これは日本人独特の文化なのかもしれませんが、日本人はみんながやっていると自分もやらなければならないと考えやすいように思います。よく言われるのが、喫茶店である人がコーヒーを注文すると同調する人が多いので喫茶店は儲かると聞いたことがあります。マスクの着用でも欧米のように罰則規定がなくても、みんながしてるからみたいな空気感のようなものがあると思います。こうしたことが実際教育現場でもあると考えます。例えば、ピーマンが嫌いの子どもが、仲の良い友達がおいしそうに食べている様子をみて、食べられるようになった。といった話などもその一つです。これは体にいいから食べなさいと叱るより効果的です。これを私は集団による教育と言っています。では、どのように教師が集団による教育を進めていけばいいのでしょうか。私なりの考えを述べます。
①よさをみとめ広める
これはベテラン教師なればなるほど、よく使う方法です。つまり、頑張っている子どものよさを認め、それを多くの子ども達に伝えていく方法です。授業がはじまったのにざわついていた時、一括して静かにしなさいと注意する方法もありますが、○○君の姿勢とってもいいね。○○さん話を聞く姿勢がすごく素敵ですね。といった言葉のなげかけです。不思議なことにこの言葉に多くの子ども達は口を閉じて聞く姿勢を作ることがあります。グループでもいいです。1班はとてもよく掃除をがんばりました。すばらしいですね。みんなで拍手をしましょう。1列目の子は忘れ物がゼロでした。などと良さをひろめていくのです。

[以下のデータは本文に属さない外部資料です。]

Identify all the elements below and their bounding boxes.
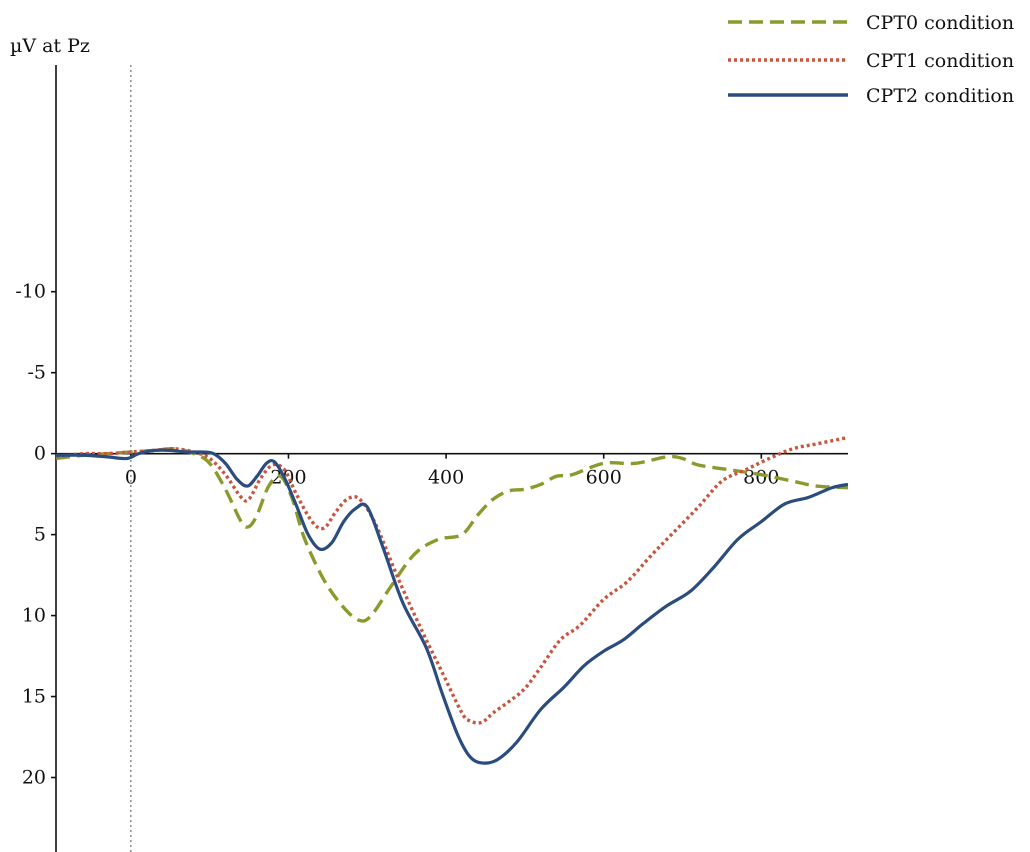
series-line-cpt2-condition [56, 448, 848, 765]
y-tick-label: 15 [22, 686, 46, 708]
legend-label-2: CPT1 condition [866, 50, 1014, 72]
x-tick-label: 0 [125, 467, 137, 489]
x-tick-label: 200 [270, 467, 306, 489]
legend: CPT0 condition CPT1 condition CPT2 conditi… [728, 12, 1014, 107]
series-layer [56, 435, 848, 765]
x-tick-label: 600 [586, 467, 622, 489]
y-tick-label: -10 [15, 281, 46, 303]
y-tick-label: 5 [34, 524, 46, 546]
legend-label-1: CPT0 condition [866, 12, 1014, 34]
series-line-cpt0-condition [56, 446, 848, 623]
y-tick-label: 0 [34, 443, 46, 465]
y-tick-label: 10 [22, 605, 46, 627]
series-line-cpt1-condition [56, 435, 848, 725]
y-tick-label: 20 [22, 767, 46, 789]
x-tick-label: 800 [743, 467, 779, 489]
y-tick-label: -5 [27, 362, 46, 384]
legend-label-3: CPT2 condition [866, 85, 1014, 107]
x-tick-label: 400 [428, 467, 464, 489]
y-axis-title: µV at Pz [10, 35, 90, 57]
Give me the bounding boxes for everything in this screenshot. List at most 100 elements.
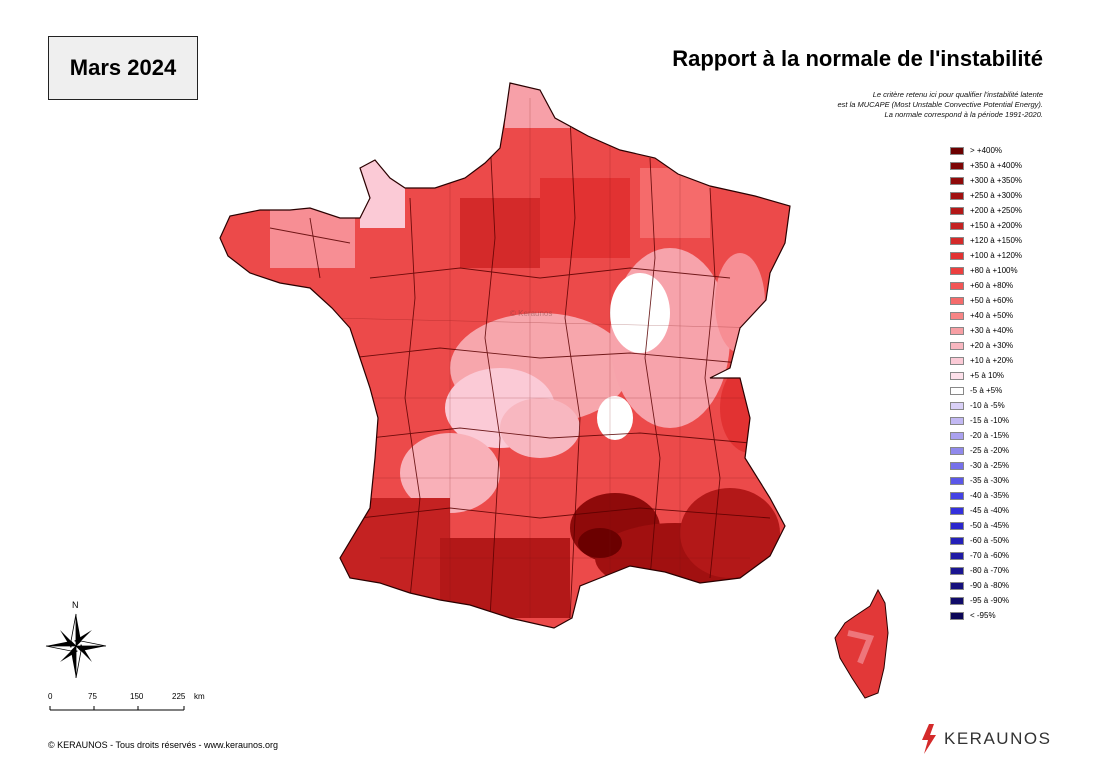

個別に叱らなくても、不思議と学級全体がいい方向へ向かいます。ただし、これだけで全てうまくいくとは限りません。時には厳しく、時には認め励ますことで学級の雰囲気が学習集団へと変わっていきます。ある種の秩序ができあがってきます。これが私の考える集団による教育です。
②仲間によさを認めてもらう
小学校ではよくやる方法ですが、良いことみつけというものです。一日のがんばっている子を発表してもらうのです。あるいはキラキラさんなどと言われるように、頑張っている子どもの様子をカードにかいて教室で掲示する方法もあります。方法はいろいろありますが、仲間同士よさを認め合う場を作ることが、お互いを高めあうのに役立ちます。
③委員会や係による表彰
ボランティア表彰、多読賞、あいさつ名人など係や委員会が頑張っている子に賞状をおくる方法もあります。中学校では学級ごとで○○点検やキャンペーンといって隅々掃除など頑張っているクラスや個人を表彰する方法があります。これも集団による教育の一環です。積極的な生徒指導ともいわれ、プラス面での良さを認めることで学級全体がよりよい方向に向かっていきます。
④環境を整える
ベテランの教師になると、環境の乱れを気にします。ゴミが落ちていると黙って拾い。机を乱れていると放課後、整頓します。雑巾が乱雑にかけてあると整理します。いがいと若いころは気づかなかったのですが、こうした環境面を整えることは落ち着いた学習環境を作ることへつながります。昔、ニューヨークの地下鉄で落書きを消したら、犯罪率が下がったと聞いたことがあります。落ち着いた環境づくりは集団を育てるのに一役をになっていると思います。子どもだけに目にをむけるのではなくこうした環境面での整備にも目を向けてほしいと考えます。
⑤みんながやらなければ誰もやらない
これをかくと日本人は変わっていると言われるのですが、その時代の雰囲気にようなものがあります。校内暴力って聞いたことありますか。私が教師になったころは校内暴力という言葉がテレビでも普通に流れ、そうした番組も多くありました。変形学ランがはやり、そうした漫画もはやりました。それが当時かっこよかったのです。今、そんな学生みたことありますか?ある番組でヤンキーを探せとかいうのがやっていましたが、本当にみなくなりました。なぜか?一言でいうとカッコ悪いからです。映画の世界の話になっています。誰もやらない。そんな時代に個性だと言って変形した学生服を着てくる子はいなくなりました。ピアスも一頃に比べるとずいぶん減りました。なにか流行のようなものがあり、そうした空気みたいなのが集団の意識といして学校にも影響を与えてきました。明確に根拠はないのですが、何となく流れる雰囲気も意識しながら指導をすることは大切に思います。今は○○ハラと言われるように、ちょっとした言葉のやりとりが問題になる時代です。我々教師は時代の流れも意識して指導に当たる必要があると思います。